NEW YORK (TheStreet) - Berkshire Hathaway (BRK.B) reported better-than-forecast second-quarter earnings as sales growth at the Warren Buffett-run conglomerate returned, confirming a strengthening recovery in the U.S. economy.
Berkshire's earnings add proof that a first-quarter slowdown in U.S. economic activity was the result of unseasonably bad weather and not a deteriorating economy. Like the rest of the country, Berkshire rebounded strongly in the second quarter.
Overall, the conglomerate reported $49.8 billion in revenue and $2,643 in earnings per Class A share, beating analyst estimates compiled by Bloomberg on both the top and bottom lines. The company saw operating earnings rise 10% in the second quarter to $4.3 billion.
Analysts expected Berkshire Hathaway to earn $48.86 billion in revenue and earnings per share of $2,482. Berkshire's portfolio of investments and derivatives rose by nearly $2 billion in the second quarter vs. a $622 million gain at this time a year ago.
By Warren Buffett's preferred valuation metric, Berkshire Hathaway performed in line with the S&P 500, a reversal of a trend of under-performance in recent years. Since the beginning of the year, the company's book value per Class A equivalent share has increased by 5.6% to $142,483.
Berkshire is often treated as a good proxy of the health of the U.S. economy and its earnings over the first half of 2014 have proved that maxim.
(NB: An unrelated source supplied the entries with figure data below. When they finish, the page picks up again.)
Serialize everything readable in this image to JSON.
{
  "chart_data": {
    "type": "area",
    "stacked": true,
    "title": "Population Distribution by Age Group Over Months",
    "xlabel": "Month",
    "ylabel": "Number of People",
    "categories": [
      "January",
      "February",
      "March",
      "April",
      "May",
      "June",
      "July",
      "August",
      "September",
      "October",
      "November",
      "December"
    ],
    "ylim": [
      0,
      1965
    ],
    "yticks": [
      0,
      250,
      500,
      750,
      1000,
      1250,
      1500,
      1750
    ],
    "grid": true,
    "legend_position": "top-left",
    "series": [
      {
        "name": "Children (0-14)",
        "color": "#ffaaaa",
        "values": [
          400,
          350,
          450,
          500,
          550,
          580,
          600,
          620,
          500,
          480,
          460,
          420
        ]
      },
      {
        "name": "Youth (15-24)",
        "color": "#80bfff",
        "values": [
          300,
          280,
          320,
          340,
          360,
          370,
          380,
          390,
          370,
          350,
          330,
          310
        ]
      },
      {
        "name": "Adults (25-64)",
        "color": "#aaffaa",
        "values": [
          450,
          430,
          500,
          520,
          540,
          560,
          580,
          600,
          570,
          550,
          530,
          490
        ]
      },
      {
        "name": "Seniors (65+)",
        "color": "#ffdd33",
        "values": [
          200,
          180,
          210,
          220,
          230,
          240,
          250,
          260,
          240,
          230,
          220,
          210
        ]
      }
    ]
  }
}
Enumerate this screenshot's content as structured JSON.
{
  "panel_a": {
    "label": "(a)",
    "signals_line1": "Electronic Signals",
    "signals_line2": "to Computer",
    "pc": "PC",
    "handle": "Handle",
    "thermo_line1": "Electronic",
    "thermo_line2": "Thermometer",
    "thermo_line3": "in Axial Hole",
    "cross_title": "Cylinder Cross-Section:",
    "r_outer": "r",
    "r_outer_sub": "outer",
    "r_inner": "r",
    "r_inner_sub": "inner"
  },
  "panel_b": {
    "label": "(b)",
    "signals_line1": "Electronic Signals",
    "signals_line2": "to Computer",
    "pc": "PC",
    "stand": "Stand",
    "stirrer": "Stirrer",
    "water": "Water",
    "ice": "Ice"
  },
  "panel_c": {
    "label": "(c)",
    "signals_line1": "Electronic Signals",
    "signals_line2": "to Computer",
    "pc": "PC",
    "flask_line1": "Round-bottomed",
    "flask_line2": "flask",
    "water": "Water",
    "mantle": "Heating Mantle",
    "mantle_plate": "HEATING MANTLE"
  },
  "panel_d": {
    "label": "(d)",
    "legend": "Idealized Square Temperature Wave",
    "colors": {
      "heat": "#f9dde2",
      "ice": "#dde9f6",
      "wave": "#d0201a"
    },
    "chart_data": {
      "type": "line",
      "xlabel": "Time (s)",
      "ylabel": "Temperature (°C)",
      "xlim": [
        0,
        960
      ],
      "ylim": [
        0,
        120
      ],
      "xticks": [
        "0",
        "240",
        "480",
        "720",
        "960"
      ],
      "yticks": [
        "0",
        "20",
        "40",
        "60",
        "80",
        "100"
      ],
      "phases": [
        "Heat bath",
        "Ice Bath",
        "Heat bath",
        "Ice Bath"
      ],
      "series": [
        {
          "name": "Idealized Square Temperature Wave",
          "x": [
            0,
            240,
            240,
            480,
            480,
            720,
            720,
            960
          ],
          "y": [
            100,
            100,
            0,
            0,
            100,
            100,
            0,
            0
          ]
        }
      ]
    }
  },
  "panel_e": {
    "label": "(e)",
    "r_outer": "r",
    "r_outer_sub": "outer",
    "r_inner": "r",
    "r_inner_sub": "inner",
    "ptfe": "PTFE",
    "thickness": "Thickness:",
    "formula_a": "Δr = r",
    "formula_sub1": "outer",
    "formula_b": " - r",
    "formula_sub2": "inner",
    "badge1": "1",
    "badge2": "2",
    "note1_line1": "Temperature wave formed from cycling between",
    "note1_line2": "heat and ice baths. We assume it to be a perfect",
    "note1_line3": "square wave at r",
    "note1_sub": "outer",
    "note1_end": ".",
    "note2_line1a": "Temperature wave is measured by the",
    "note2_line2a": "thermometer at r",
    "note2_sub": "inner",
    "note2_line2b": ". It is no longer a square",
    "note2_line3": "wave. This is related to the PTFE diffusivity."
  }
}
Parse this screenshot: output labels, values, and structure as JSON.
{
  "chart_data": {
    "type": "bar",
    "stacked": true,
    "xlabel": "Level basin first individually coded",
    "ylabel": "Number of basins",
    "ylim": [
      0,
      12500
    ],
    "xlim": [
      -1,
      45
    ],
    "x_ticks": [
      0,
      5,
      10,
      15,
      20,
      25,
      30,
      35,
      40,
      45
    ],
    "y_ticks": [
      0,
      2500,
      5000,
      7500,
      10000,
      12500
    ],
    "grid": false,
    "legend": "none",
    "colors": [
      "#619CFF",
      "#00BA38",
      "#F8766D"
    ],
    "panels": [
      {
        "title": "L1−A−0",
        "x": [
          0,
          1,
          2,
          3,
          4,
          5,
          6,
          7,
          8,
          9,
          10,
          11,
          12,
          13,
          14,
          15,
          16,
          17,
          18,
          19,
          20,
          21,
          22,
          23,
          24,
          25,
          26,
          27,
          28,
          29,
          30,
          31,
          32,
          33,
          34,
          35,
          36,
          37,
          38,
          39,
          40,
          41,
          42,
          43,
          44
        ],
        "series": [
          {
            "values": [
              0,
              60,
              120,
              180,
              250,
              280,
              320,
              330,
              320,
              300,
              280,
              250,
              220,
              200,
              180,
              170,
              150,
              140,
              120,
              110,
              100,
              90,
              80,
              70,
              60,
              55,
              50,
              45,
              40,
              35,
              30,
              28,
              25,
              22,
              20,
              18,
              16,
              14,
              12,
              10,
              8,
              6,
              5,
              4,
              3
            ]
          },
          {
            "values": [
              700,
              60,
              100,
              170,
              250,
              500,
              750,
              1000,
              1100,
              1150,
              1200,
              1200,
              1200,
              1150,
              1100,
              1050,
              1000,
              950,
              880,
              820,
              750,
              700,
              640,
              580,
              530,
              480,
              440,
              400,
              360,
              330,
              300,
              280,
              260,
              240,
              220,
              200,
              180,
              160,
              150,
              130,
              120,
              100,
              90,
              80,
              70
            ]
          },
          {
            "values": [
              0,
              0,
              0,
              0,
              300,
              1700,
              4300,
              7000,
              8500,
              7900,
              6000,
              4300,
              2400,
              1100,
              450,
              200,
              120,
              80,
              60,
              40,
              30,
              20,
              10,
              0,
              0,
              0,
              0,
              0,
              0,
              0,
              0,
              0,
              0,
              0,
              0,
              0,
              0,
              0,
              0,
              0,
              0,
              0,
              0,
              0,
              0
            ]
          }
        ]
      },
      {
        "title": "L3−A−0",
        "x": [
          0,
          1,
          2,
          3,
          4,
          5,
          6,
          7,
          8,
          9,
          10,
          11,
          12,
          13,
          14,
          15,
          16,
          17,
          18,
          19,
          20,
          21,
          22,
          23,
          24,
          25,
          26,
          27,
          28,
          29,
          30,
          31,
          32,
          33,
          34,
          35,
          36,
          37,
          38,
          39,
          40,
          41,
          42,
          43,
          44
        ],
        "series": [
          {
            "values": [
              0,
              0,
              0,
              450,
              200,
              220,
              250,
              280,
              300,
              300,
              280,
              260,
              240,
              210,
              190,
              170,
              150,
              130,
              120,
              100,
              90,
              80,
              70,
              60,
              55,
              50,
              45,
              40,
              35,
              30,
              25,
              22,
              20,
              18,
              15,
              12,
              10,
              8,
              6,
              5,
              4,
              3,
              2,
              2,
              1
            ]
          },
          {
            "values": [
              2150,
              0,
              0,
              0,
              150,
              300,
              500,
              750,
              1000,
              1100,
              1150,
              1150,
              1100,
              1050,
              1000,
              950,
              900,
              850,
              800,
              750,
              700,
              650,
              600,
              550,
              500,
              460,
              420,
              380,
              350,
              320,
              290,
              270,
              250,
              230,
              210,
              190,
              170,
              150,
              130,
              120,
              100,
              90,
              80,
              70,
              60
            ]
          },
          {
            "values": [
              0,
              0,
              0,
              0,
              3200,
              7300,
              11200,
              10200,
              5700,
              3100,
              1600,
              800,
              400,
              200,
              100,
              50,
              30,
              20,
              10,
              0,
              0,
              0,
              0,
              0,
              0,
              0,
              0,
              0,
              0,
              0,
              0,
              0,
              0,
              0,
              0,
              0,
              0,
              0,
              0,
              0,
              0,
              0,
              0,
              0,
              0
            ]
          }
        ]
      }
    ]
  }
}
Gross domestic product slumped 2.1% in the first quarter as a result of bad weather, however, GDP rebounded strongly in the second quarter, rising 4% according to data released by the Commerce Department. The 10% rise in operating earnings Berkshire posted in the second quarter, perhaps, is also indicative of investors' belief that the company has outsized exposure to a U.S. economic recovery.
Of note, revenue at Berkshire's railroad, utilities and energy divisions rose to $9.84 billion, an over 17% rise in the second quarter from year-ago levels. Insurance revenue rose over 11% to $38.1 billion, indicating an improvement in the division's performance.
Overall, performance remained strong in Berkshire's railroad, energy and industrial businesses. Top-line revenue appears to have been positively impacted by the performance of Berkshire's investments, a rebound in insurance sales and acqusitions.
S&P Capital IQ analyst Cathy Seifert said Berkshire's results were buoyed by the firm's economically sensitive business units. Insurance revenues were better than Siefert had forecast, she said by telephone. Nonetheless, Seifert still characterized Berkshire's insurance results as mixed. She highlighted that cash balances at Berkshire grew by $7 billion in the quarter.